Bonuses to be investigated
Regarding money for veterans care, Nicholson said the VA "can probably always make good use of more money."

Democratic lawmakers also renewed their criticism of the VA's payment of $3.8 million in performance bonuses.

The bonuses, which ranged up to $33,000, were given to several top officials who devised a budget that investigators later found to be misleading and put veterans care at risk.

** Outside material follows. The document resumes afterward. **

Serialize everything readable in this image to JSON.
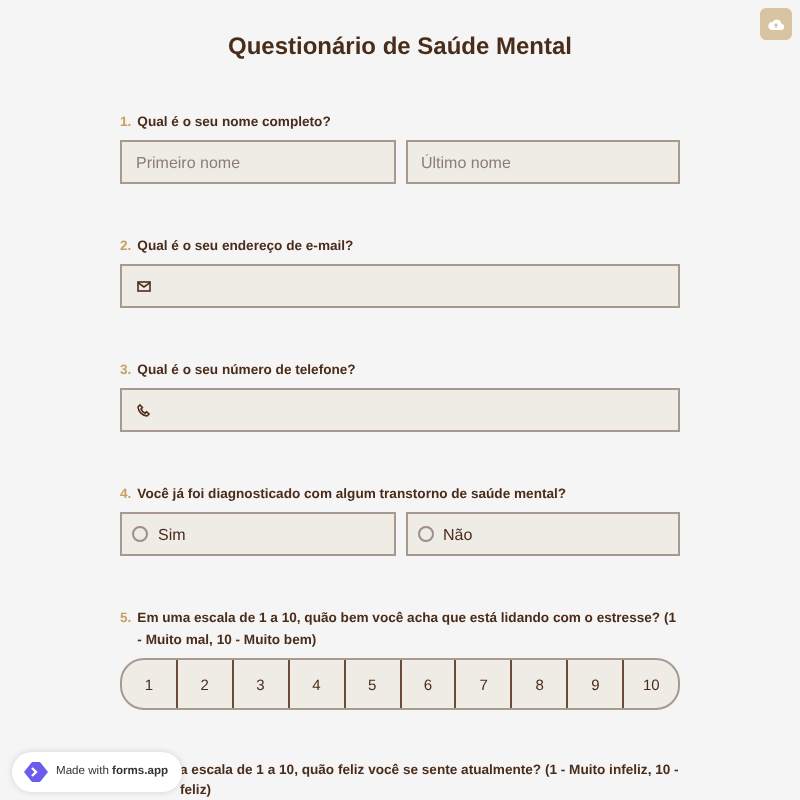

Hawaii Sen. Daniel Akaka, who chairs the Senate Veterans Affairs Committee, and groups including Veterans of Foreign Wars and Iraq and Afghanistan Veterans of America, have called on Nicholson to explain why officials involved in a budget foul-up would be rewarded.

A House Veterans Affairs subcommittee plans hearings to investigate the payments in the coming weeks.

"I am hearing from a number of our soldiers who've returned home who can't get their benefits because of a backlog at the VA. When they hear about a senior VA official getting a bonus while they can't even get a benefit to keep them in their home or feed their family, it's pretty disturbing," said Sen. Patty Murray, D-Wash., at a Senate hearing Wednesday on VA backlogs.